Matthias Albrecht hat es am Freitag in diesem Blog in Worte gefasst: Das allgemeine Entsetzen über den Ausgang der Wahlen in den USA. Nicht nur hier auf evangelisch.de, sondern auch in Tageszeitungen und Talkshows war die Frage allgegenwärtig: Wie kann einer die Wahlen gewinnen, der es mit der Wahrheit nicht so genau nimmt, der gar als „König des legalen Unterschleifs“ gelten kann, wie Kurt Kister in seinem Kommentar in der Süddeutschen Zeitung vom 10. November 2016 formuliert hat?
Diskutiert wurde in diesem Zusammenhang auch eine Äußerung von Angela Merkel. Diese hatte bereits im vergangenen Jahr angemerkt, dass sie den Eindruck habe, wir lebten in einem „postfaktoralen“ Zeitalter. Einer Zeit also, in der nicht Fakten, sondern Emotionen zählen und entscheidungsleitend werden. In der Kritik steht dabei immer wieder die Informations-Flut im Internet: Gerade zu politischen Themen ist eine Vielfalt von Meinungen und (Verschwörungs-)Theorien zu finden, deren Anhalt an den tatsächlichen Fakten oft nur schwer zu überprüfen ist. Und immer mehr Nutzerinnen und Nutzer scheinen mit solch einer Überprüfung – oder selbst einer kritischen Einschätzung des Gelesenen – überfordert zu sein.
Schwulen Männern ist dieses Problem auf einer ganz unmittelbaren Ebene bekannt – jedenfalls, wenn sie sich einschlägiger Datingportale bedienen: Der Nutzer, der sich selbst mit 38,184,78, athletisch und den entsprechenden Bildern präsentiert hat, öffnet die Tür und offenbart sich als Mitvierziger mit deutlichem Bauchansatz. Der späte Faktencheck führt zu einem Abbruch das Dates.

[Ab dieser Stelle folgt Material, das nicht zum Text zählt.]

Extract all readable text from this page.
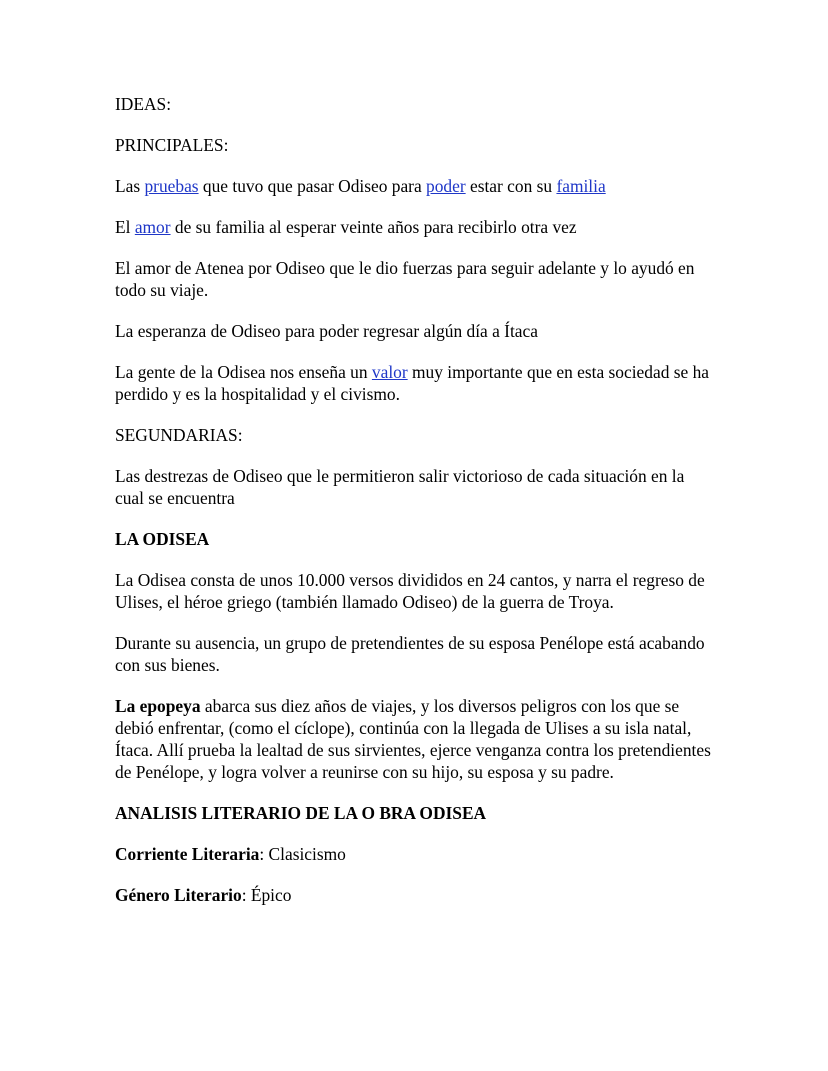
IDEAS:

PRINCIPALES:

Las pruebas que tuvo que pasar Odiseo para poder estar con su familia

El amor de su familia al esperar veinte años para recibirlo otra vez

El amor de Atenea por Odiseo que le dio fuerzas para seguir adelante y lo ayudó en todo su viaje.

La esperanza de Odiseo para poder regresar algún día a Ítaca

La gente de la Odisea nos enseña un valor muy importante que en esta sociedad se ha perdido y es la hospitalidad y el civismo.

SEGUNDARIAS:

Las destrezas de Odiseo que le permitieron salir victorioso de cada situación en la cual se encuentra

LA ODISEA

La Odisea consta de unos 10.000 versos divididos en 24 cantos, y narra el regreso de Ulises, el héroe griego (también llamado Odiseo) de la guerra de Troya.

Durante su ausencia, un grupo de pretendientes de su esposa Penélope está acabando con sus bienes.

La epopeya abarca sus diez años de viajes, y los diversos peligros con los que se debió enfrentar, (como el cíclope), continúa con la llegada de Ulises a su isla natal, Ítaca. Allí prueba la lealtad de sus sirvientes, ejerce venganza contra los pretendientes de Penélope, y logra volver a reunirse con su hijo, su esposa y su padre.

ANALISIS LITERARIO DE LA O BRA ODISEA

Corriente Literaria: Clasicismo

Género Literario: Épico
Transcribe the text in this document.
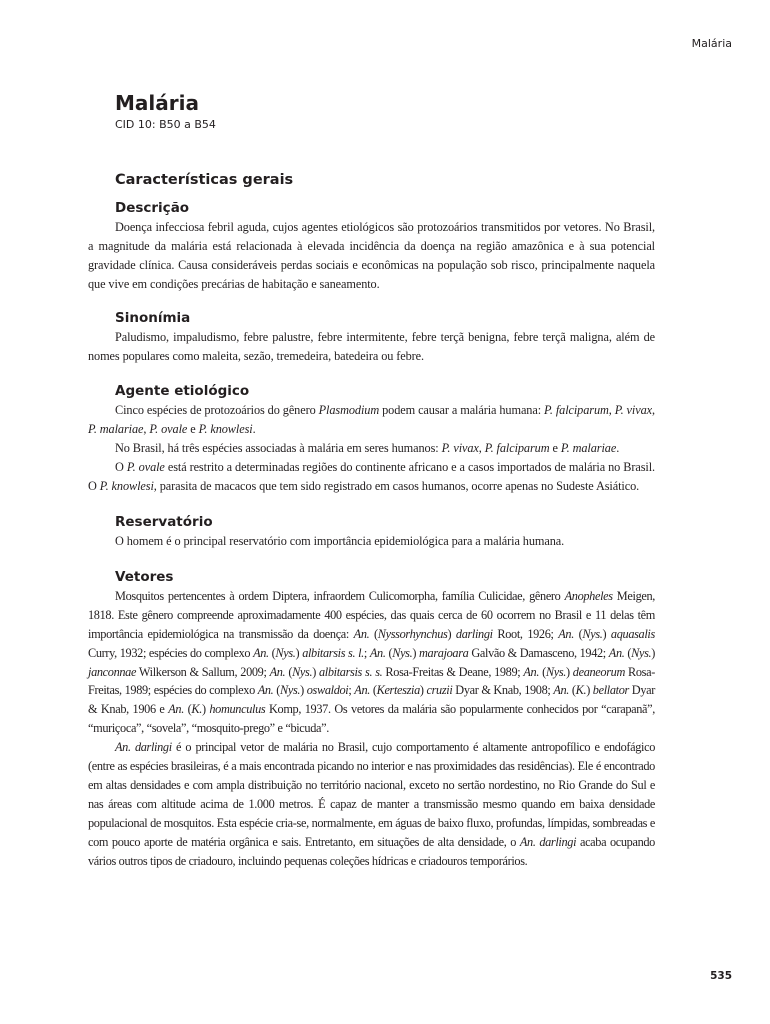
Malária
Malária
CID 10: B50 a B54
Características gerais
Descrição

Doença infecciosa febril aguda, cujos agentes etiológicos são protozoários transmitidos por vetores. No Brasil, a magnitude da malária está relacionada à elevada incidência da doença na região amazônica e à sua potencial gravidade clínica. Causa consideráveis perdas sociais e econômicas na população sob risco, principalmente naquela que vive em condições precárias de habitação e saneamento.

Sinonímia

Paludismo, impaludismo, febre palustre, febre intermitente, febre terçã benigna, febre terçã maligna, além de nomes populares como maleita, sezão, tremedeira, batedeira ou febre.

Agente etiológico

Cinco espécies de protozoários do gênero Plasmodium podem causar a malária humana: P. falciparum, P. vivax, P. malariae, P. ovale e P. knowlesi.

No Brasil, há três espécies associadas à malária em seres humanos: P. vivax, P. falciparum e P. malariae.

O P. ovale está restrito a determinadas regiões do continente africano e a casos importados de malária no Brasil. O P. knowlesi, parasita de macacos que tem sido registrado em casos humanos, ocorre apenas no Sudeste Asiático.

Reservatório

O homem é o principal reservatório com importância epidemiológica para a malária humana.

Vetores

Mosquitos pertencentes à ordem Diptera, infraordem Culicomorpha, família Culicidae, gênero Anopheles Meigen, 1818. Este gênero compreende aproximadamente 400 espécies, das quais cerca de 60 ocorrem no Brasil e 11 delas têm importância epidemiológica na transmissão da doença: An. (Nyssorhynchus) darlingi Root, 1926; An. (Nys.) aquasalis Curry, 1932; espécies do complexo An. (Nys.) albitarsis s. l.; An. (Nys.) marajoara Galvão & Damasceno, 1942; An. (Nys.) janconnae Wilkerson & Sallum, 2009; An. (Nys.) albitarsis s. s. Rosa-Freitas & Deane, 1989; An. (Nys.) deaneorum Rosa-Freitas, 1989; espécies do complexo An. (Nys.) oswaldoi; An. (Kerteszia) cruzii Dyar & Knab, 1908; An. (K.) bellator Dyar & Knab, 1906 e An. (K.) homunculus Komp, 1937. Os vetores da malária são popularmente conhecidos por “carapanã”, “muriçoca”, “sovela”, “mosquito-prego” e “bicuda”.

An. darlingi é o principal vetor de malária no Brasil, cujo comportamento é altamente antropofílico e endofágico (entre as espécies brasileiras, é a mais encontrada picando no interior e nas proximidades das residências). Ele é encontrado em altas densidades e com ampla distribuição no território nacional, exceto no sertão nordestino, no Rio Grande do Sul e nas áreas com altitude acima de 1.000 metros. É capaz de manter a transmissão mesmo quando em baixa densidade populacional de mosquitos. Esta espécie cria-se, normalmente, em águas de baixo fluxo, profundas, límpidas, sombreadas e com pouco aporte de matéria orgânica e sais. Entretanto, em situações de alta densidade, o An. darlingi acaba ocupando vários outros tipos de criadouro, incluindo pequenas coleções hídricas e criadouros temporários.

535
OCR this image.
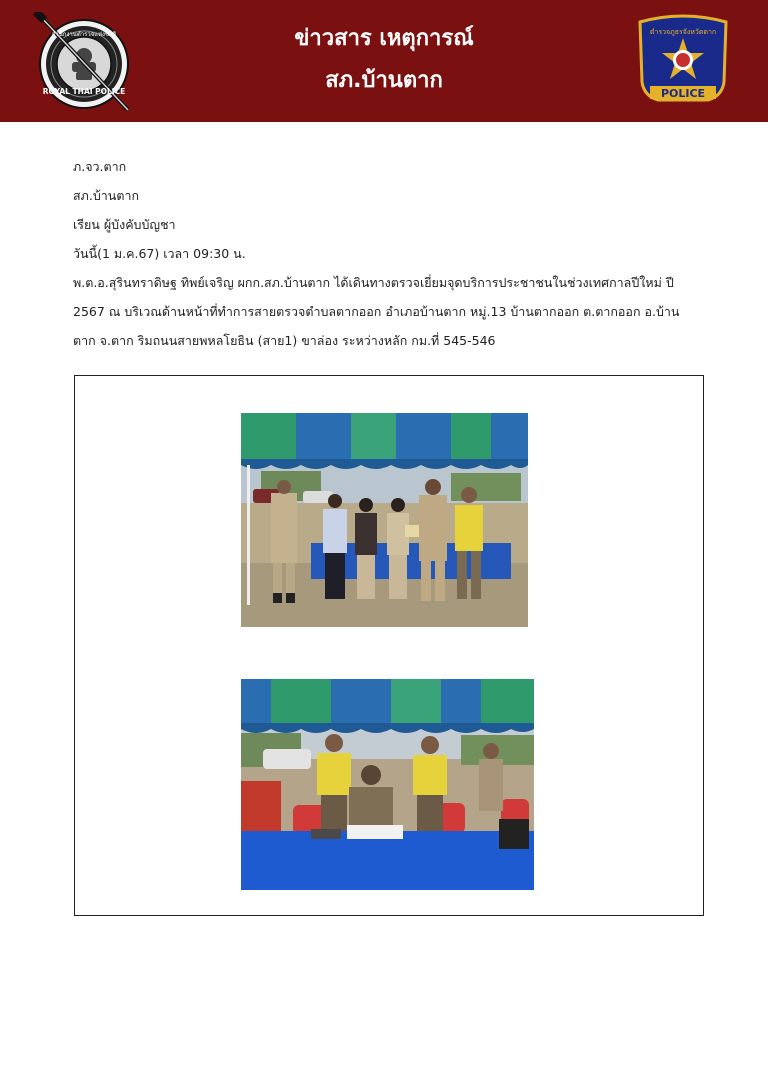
ROYAL THAI POLICE
สำนักงานตำรวจแห่งชาติ	ข่าวสาร เหตุการณ์
สภ.บ้านตาก
ตำรวจภูธรจังหวัดตาก
POLICE
ภ.จว.ตาก
สภ.บ้านตาก
เรียน ผู้บังคับบัญชา
วันนี้(1 ม.ค.67) เวลา 09:30 น.
พ.ต.อ.สุรินทราดิษฐ ทิพย์เจริญ ผกก.สภ.บ้านตาก ได้เดินทางตรวจเยี่ยมจุดบริการประชาชนในช่วงเทศกาลปีใหม่ ปี
2567 ณ บริเวณด้านหน้าที่ทำการสายตรวจตำบลตากออก อำเภอบ้านตาก หมู่.13 บ้านตากออก ต.ตากออก อ.บ้าน
ตาก จ.ตาก ริมถนนสายพหลโยธิน (สาย1) ขาล่อง ระหว่างหลัก กม.ที่ 545-546
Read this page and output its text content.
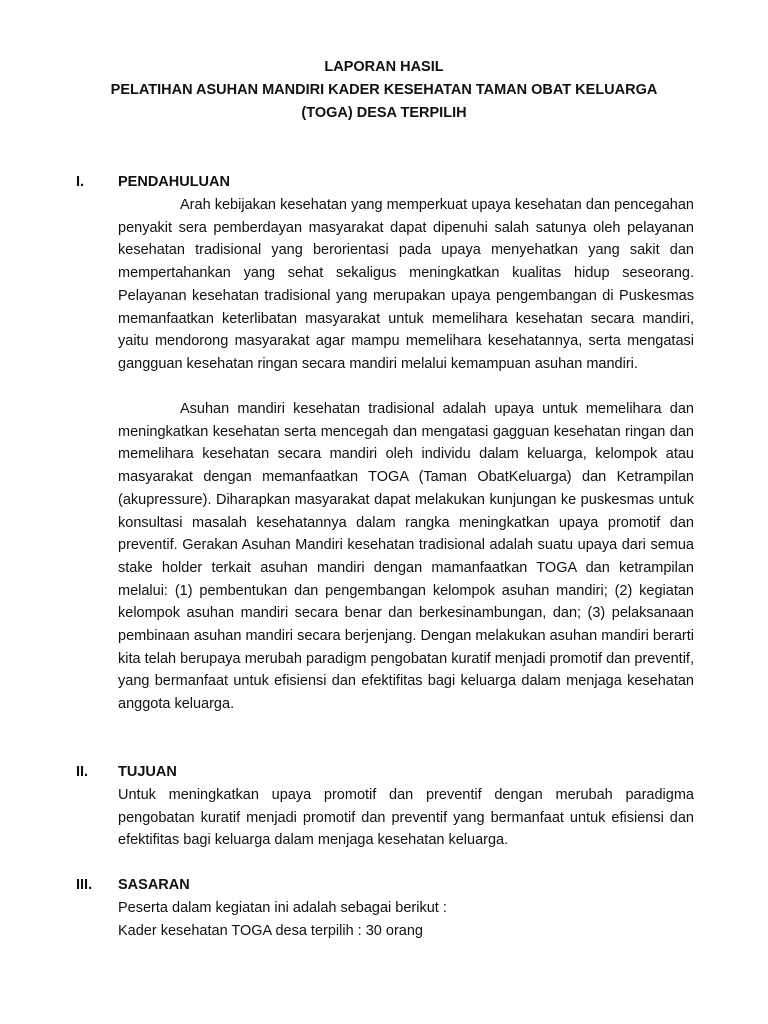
LAPORAN HASIL
PELATIHAN ASUHAN MANDIRI KADER KESEHATAN TAMAN OBAT KELUARGA
(TOGA) DESA TERPILIH
I. PENDAHULUAN

Arah kebijakan kesehatan yang memperkuat upaya kesehatan dan pencegahan penyakit sera pemberdayan masyarakat dapat dipenuhi salah satunya oleh pelayanan kesehatan tradisional yang berorientasi pada upaya menyehatkan yang sakit dan mempertahankan yang sehat sekaligus meningkatkan kualitas hidup seseorang. Pelayanan kesehatan tradisional yang merupakan upaya pengembangan di Puskesmas memanfaatkan keterlibatan masyarakat untuk memelihara kesehatan secara mandiri, yaitu mendorong masyarakat agar mampu memelihara kesehatannya, serta mengatasi gangguan kesehatan ringan secara mandiri melalui kemampuan asuhan mandiri.

Asuhan mandiri kesehatan tradisional adalah upaya untuk memelihara dan meningkatkan kesehatan serta mencegah dan mengatasi gagguan kesehatan ringan dan memelihara kesehatan secara mandiri oleh individu dalam keluarga, kelompok atau masyarakat dengan memanfaatkan TOGA (Taman ObatKeluarga) dan Ketrampilan (akupressure). Diharapkan masyarakat dapat melakukan kunjungan ke puskesmas untuk konsultasi masalah kesehatannya dalam rangka meningkatkan upaya promotif dan preventif. Gerakan Asuhan Mandiri kesehatan tradisional adalah suatu upaya dari semua stake holder terkait asuhan mandiri dengan mamanfaatkan TOGA dan ketrampilan melalui: (1) pembentukan dan pengembangan kelompok asuhan mandiri; (2) kegiatan kelompok asuhan mandiri secara benar dan berkesinambungan, dan; (3) pelaksanaan pembinaan asuhan mandiri secara berjenjang. Dengan melakukan asuhan mandiri berarti kita telah berupaya merubah paradigm pengobatan kuratif menjadi promotif dan preventif, yang bermanfaat untuk efisiensi dan efektifitas bagi keluarga dalam menjaga kesehatan anggota keluarga.

II. TUJUAN

Untuk meningkatkan upaya promotif dan preventif dengan merubah paradigma pengobatan kuratif menjadi promotif dan preventif yang bermanfaat untuk efisiensi dan efektifitas bagi keluarga dalam menjaga kesehatan keluarga.

III. SASARAN
Peserta dalam kegiatan ini adalah sebagai berikut :
Kader kesehatan TOGA desa terpilih : 30 orang
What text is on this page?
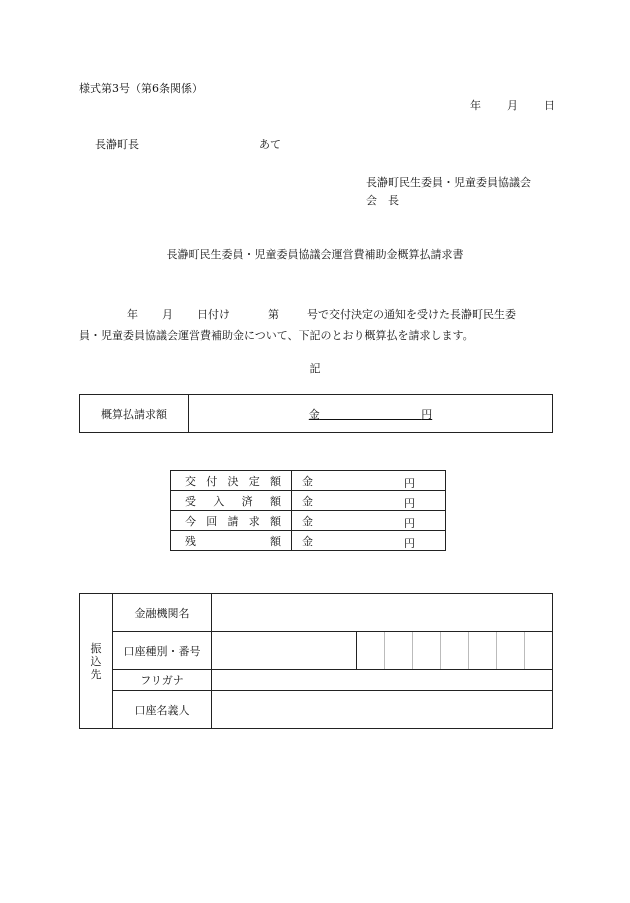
様式第3号（第6条関係）
年 月 日
長瀞町長	あて
長瀞町民生委員・児童委員協議会
会　長
長瀞町民生委員・児童委員協議会運営費補助金概算払請求書
年 月 日付け	第	号で交付決定の通知を受けた長瀞町民生委
員・児童委員協議会運営費補助金について、下記のとおり概算払を請求します。
記
概算払請求額	金	円
交付決定額	金 円

受入済額	金 円

今回請求額	金 円

残額	金 円
振込先	金融機関名	
	口座種別・番号	

	フリガナ	
	口座名義人	
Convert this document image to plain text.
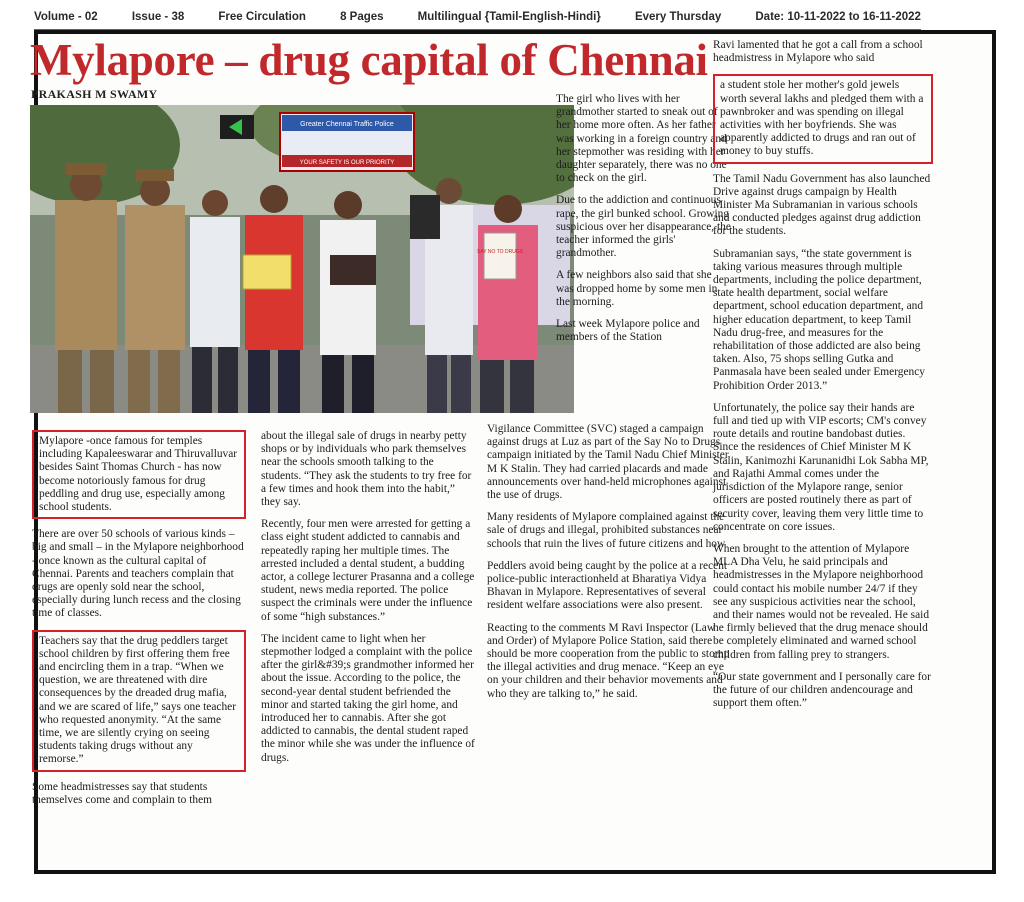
Volume - 02	Issue - 38	Free Circulation	8 Pages	Multilingual {Tamil-English-Hindi}	Every Thursday	Date: 10-11-2022 to 16-11-2022
Mylapore – drug capital of Chennai
PRAKASH M SWAMY
Greater Chennai Traffic Police
YOUR SAFETY IS OUR PRIORITY
SAY NO TO DRUGS

Mylapore -once famous for temples including Kapaleeswarar and Thiruvalluvar besides Saint Thomas Church - has now become notoriously famous for drug peddling and drug use, especially among school students.

There are over 50 schools of various kinds – big and small – in the Mylapore neighborhood - once known as the cultural capital of Chennai. Parents and teachers complain that drugs are openly sold near the school, especially during lunch recess and the closing time of classes.

Teachers say that the drug peddlers target school children by first offering them free and encircling them in a trap. “When we question, we are threatened with dire consequences by the dreaded drug mafia, and we are scared of life,” says one teacher who requested anonymity. “At the same time, we are silently crying on seeing students taking drugs without any remorse.”

Some headmistresses say that students themselves come and complain to them

about the illegal sale of drugs in nearby petty shops or by individuals who park themselves near the schools smooth talking to the students. “They ask the students to try free for a few times and hook them into the habit,” they say.

Recently, four men were arrested for getting a class eight student addicted to cannabis and repeatedly raping her multiple times. The arrested included a dental student, a budding actor, a college lecturer Prasanna and a college student, news media reported. The police suspect the criminals were under the influence of some “high substances.”

The incident came to light when her stepmother lodged a complaint with the police after the girl&#39;s grandmother informed her about the issue. According to the police, the second-year dental student befriended the minor and started taking the girl home, and introduced her to cannabis. After she got addicted to cannabis, the dental student raped the minor while she was under the influence of drugs.

The girl who lives with her grandmother started to sneak out of her home more often. As her father was working in a foreign country and her stepmother was residing with her daughter separately, there was no one to check on the girl.

Due to the addiction and continuous rape, the girl bunked school. Growing suspicious over her disappearance, the teacher informed the girls' grandmother.

A few neighbors also said that she was dropped home by some men in the morning.

Last week Mylapore police and members of the Station

Vigilance Committee (SVC) staged a campaign against drugs at Luz as part of the Say No to Drugs campaign initiated by the Tamil Nadu Chief Minister M K Stalin. They had carried placards and made announcements over hand-held microphones against the use of drugs.

Many residents of Mylapore complained against the sale of drugs and illegal, prohibited substances near schools that ruin the lives of future citizens and how

Peddlers avoid being caught by the police at a recent police-public interactionheld at Bharatiya Vidya Bhavan in Mylapore. Representatives of several resident welfare associations were also present.

Reacting to the comments M Ravi Inspector (Law and Order) of Mylapore Police Station, said there should be more cooperation from the public to stomp the illegal activities and drug menace. “Keep an eye on your children and their behavior movements and who they are talking to,” he said.

Ravi lamented that he got a call from a school headmistress in Mylapore who said

a student stole her mother's gold jewels worth several lakhs and pledged them with a pawnbroker and was spending on illegal activities with her boyfriends. She was apparently addicted to drugs and ran out of money to buy stuffs.

The Tamil Nadu Government has also launched Drive against drugs campaign by Health Minister Ma Subramanian in various schools and conducted pledges against drug addiction for the students.

Subramanian says, “the state government is taking various measures through multiple departments, including the police department, state health department, social welfare department, school education department, and higher education department, to keep Tamil Nadu drug-free, and measures for the rehabilitation of those addicted are also being taken. Also, 75 shops selling Gutka and Panmasala have been sealed under Emergency Prohibition Order 2013.”

Unfortunately, the police say their hands are full and tied up with VIP escorts; CM's convey route details and routine bandobast duties. Since the residences of Chief Minister M K Stalin, Kanimozhi Karunanidhi Lok Sabha MP, and Rajathi Ammal comes under the jurisdiction of the Mylapore range, senior officers are posted routinely there as part of security cover, leaving them very little time to concentrate on core issues.

When brought to the attention of Mylapore MLA Dha Velu, he said principals and headmistresses in the Mylapore neighborhood could contact his mobile number 24/7 if they see any suspicious activities near the school, and their names would not be revealed. He said he firmly believed that the drug menace should be completely eliminated and warned school children from falling prey to strangers.

“Our state government and I personally care for the future of our children andencourage and support them often.”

In der Ökumenischen Bibellese für den heutigen Tag kommt der 2. Petrusbrief auf das Problem der Wahrheit zu sprechen:
„Darum will ich euch allezeit daran erinnern, obwohl ihr's wisst und gestärkt seid in der Wahrheit, die nun gegenwärtig ist. Ich halte es aber für richtig, solange ich in dieser Hütte bin, euch zu wecken und zu erinnern; denn ich weiß, dass meine Hütte bald abgebrochen wird, wie es mir auch unser Herr Jesus Christus eröffnet hat. Ich will aber allen Fleiß darauf verwenden, dass ihr dies allezeit nach meinem Hinscheiden im Gedächtnis behaltet. Denn wir sind nicht ausgeklügelten Fabeln gefolgt, als wir euch kundgetan haben die Kraft und das Kommen unseres Herrn Jesus Christus; sondern wir haben seine Herrlichkeit mit eigenen Augen gesehen. Denn er empfing von Gott, dem Vater, Ehre und Preis durch eine Stimme, die zu ihm kam von der großen Herrlichkeit: Dies ist mein lieber Sohn, an dem ich Wohlgefallen habe. Und diese Stimme haben wir gehört vom Himmel kommen, als wir mit ihm waren auf dem heiligen Berge. Umso fester haben wir das prophetische Wort, und ihr tut gut daran, dass ihr darauf achtet als auf ein Licht, das da scheint an einem dunklen Ort, bis der Tag anbricht und der Morgenstern aufgeht in euren Herzen. Und das sollt ihr vor allem wissen, dass keine Weissagung in der Schrift aus eigener Auslegung geschieht. Denn es ist noch nie eine Weissagung aus menschlichem Willen hervorgebracht worden, sondern getrieben vom Heiligen Geist haben Menschen in Gottes Auftrag geredet.“ (2. Petrus 1,12-21)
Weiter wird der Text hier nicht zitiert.